O país, com apenas 400 mil habitantes, solicitou a adesão à UE após a crise financeira de 2009, que devastou sua economia. No entanto, as negociações foram suspensas em 2013 com a ascensão ao poder de um governo eurocético.
Cerca de 273 mil eleitores responderão à pergunta: "A Islândia deve retomar as negociações de adesão à União Europeia?"
Mais de uma década depois, espera-se um resultado muito apertado. As últimas pesquisas de opinião mostram um empate técnico entre as opções "Sim" e "Não".
Caso o "Sim" vença, um acordo de adesão terá que ser negociado com Bruxelas e, posteriormente, aprovado em um novo referendo.
A pesca, que representa quase 40% das suas exportações, é apontada como um dos principais pontos de discórdia. Reykjavik quer manter o controle exclusivo, recusando-se a cumprir as quotas anuais estabelecidas por Bruxelas, que afirma estar disposta a encontrar "soluções criativas".
O resultado deve ser muito apertado, segundo a última pesquisa Gallup, que aponta 51,6% para o "não" e 48,4% para o "sim", uma pequena diferença que se encontra dentro da margem de erro.
"Está muito apertado, mas continuo otimista", disse à AFP a chanceler Thorgerdur Katrin Gunnarsdottir, uma ferrenha defensora da União Europeia.
As urnas abriram às 9h00 GMT (06h00 em Brasília) e fecharão às 22h00 GMT (19h00 BRT). Sem pesquisas de boca de urna disponíveis até o momento, os primeiros resultados confiáveis chegarão de madrugada.
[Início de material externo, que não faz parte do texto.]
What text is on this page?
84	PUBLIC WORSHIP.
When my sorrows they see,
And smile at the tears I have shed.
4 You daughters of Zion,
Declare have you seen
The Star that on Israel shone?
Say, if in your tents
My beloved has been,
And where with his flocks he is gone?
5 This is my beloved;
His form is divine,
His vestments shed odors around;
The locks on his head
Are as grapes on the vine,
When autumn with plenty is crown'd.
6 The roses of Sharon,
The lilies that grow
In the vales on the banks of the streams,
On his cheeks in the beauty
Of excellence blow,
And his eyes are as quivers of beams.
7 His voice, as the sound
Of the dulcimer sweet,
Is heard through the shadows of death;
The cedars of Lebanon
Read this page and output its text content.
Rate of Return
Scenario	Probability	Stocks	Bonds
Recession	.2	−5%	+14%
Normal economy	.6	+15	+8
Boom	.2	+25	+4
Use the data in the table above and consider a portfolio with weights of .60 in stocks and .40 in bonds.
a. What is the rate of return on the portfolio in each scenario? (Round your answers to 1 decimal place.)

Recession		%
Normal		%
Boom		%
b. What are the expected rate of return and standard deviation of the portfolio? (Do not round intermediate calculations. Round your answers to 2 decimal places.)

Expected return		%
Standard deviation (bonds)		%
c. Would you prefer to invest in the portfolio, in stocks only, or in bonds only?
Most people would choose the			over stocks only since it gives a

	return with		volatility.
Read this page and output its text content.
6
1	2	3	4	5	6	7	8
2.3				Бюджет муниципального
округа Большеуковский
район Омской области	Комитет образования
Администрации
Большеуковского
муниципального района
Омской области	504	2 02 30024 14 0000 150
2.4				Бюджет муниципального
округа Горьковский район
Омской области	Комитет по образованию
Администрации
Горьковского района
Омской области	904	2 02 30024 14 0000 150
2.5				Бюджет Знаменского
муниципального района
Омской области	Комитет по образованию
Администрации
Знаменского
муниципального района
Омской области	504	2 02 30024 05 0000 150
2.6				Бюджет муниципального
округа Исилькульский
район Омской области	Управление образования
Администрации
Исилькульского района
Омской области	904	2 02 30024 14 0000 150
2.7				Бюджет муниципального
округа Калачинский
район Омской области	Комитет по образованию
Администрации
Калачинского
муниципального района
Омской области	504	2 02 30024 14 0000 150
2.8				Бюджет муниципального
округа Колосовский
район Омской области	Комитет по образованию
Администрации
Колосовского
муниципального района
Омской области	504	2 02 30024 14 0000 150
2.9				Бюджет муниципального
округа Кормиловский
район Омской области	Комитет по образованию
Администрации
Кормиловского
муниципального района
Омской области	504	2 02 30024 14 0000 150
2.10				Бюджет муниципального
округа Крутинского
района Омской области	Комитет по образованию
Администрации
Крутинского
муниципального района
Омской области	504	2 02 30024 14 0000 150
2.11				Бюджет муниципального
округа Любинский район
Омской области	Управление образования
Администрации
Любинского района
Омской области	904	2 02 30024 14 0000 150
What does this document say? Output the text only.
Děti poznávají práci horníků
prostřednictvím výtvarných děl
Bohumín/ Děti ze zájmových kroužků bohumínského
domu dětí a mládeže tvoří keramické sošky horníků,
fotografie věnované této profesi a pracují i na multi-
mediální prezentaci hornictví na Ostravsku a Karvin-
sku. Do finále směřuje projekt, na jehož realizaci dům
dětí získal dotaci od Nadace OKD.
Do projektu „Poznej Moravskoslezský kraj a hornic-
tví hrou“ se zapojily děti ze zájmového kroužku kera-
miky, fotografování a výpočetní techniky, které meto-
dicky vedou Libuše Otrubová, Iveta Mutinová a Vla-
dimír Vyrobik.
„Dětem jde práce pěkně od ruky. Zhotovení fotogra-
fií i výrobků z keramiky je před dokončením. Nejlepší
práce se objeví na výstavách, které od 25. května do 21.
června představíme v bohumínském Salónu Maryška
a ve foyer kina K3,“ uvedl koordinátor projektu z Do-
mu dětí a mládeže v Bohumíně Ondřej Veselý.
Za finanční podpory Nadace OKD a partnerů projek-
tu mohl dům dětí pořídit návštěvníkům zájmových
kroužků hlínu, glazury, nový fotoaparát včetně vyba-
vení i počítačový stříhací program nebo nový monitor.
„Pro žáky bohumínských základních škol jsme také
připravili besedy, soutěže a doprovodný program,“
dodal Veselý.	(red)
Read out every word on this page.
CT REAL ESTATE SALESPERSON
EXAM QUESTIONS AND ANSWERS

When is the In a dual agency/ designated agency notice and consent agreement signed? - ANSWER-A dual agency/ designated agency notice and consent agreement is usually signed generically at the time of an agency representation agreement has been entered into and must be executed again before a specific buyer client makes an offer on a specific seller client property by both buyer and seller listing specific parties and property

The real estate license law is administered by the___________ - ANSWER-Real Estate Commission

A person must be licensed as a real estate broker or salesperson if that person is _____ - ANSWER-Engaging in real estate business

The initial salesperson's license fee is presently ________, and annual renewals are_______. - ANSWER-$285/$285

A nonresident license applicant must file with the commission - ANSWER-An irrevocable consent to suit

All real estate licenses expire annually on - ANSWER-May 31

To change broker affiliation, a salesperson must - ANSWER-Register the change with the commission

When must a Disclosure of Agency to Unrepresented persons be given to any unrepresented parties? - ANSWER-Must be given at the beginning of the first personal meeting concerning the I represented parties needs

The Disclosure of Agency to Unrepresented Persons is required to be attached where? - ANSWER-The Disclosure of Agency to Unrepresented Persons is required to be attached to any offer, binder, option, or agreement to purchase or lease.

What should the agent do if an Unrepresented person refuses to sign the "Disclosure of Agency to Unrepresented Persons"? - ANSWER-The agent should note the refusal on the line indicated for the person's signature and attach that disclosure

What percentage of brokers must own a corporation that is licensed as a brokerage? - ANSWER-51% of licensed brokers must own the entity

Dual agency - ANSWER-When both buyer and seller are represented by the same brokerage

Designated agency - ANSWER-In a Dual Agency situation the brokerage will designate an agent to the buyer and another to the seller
Com a economia da Islândia em plena expansão, alguns eleitores não veem motivos para considerar a adesão à União Europeia, especialmente porque o país já tem acesso ao mercado único por meio de sua participação no Espaço Econômico Europeu (EEE).
"Não precisamos de Bruxelas para nos governar. Podemos nos virar sozinhos. Há apenas cem anos, éramos um dos países mais pobres da Europa; agora somos um dos mais prósperos", diz Elias Theodorsson, um empresário de 65 anos.
O outro lado dessa prosperidade é a inflação e as taxas de juros altíssimas.
Algumas famílias pagam taxas de juros de até 9% em seus financiamentos imobiliários, o que torna a perspectiva de ingressar na zona do euro, com suas taxas muito mais baixas, muito atraente.
"A diferença (nas taxas de juros) é enorme. Isso mudaria muita coisa para a minha família", diz Alexandra Yr van Erven, uma funcionária de universidade de 32 anos.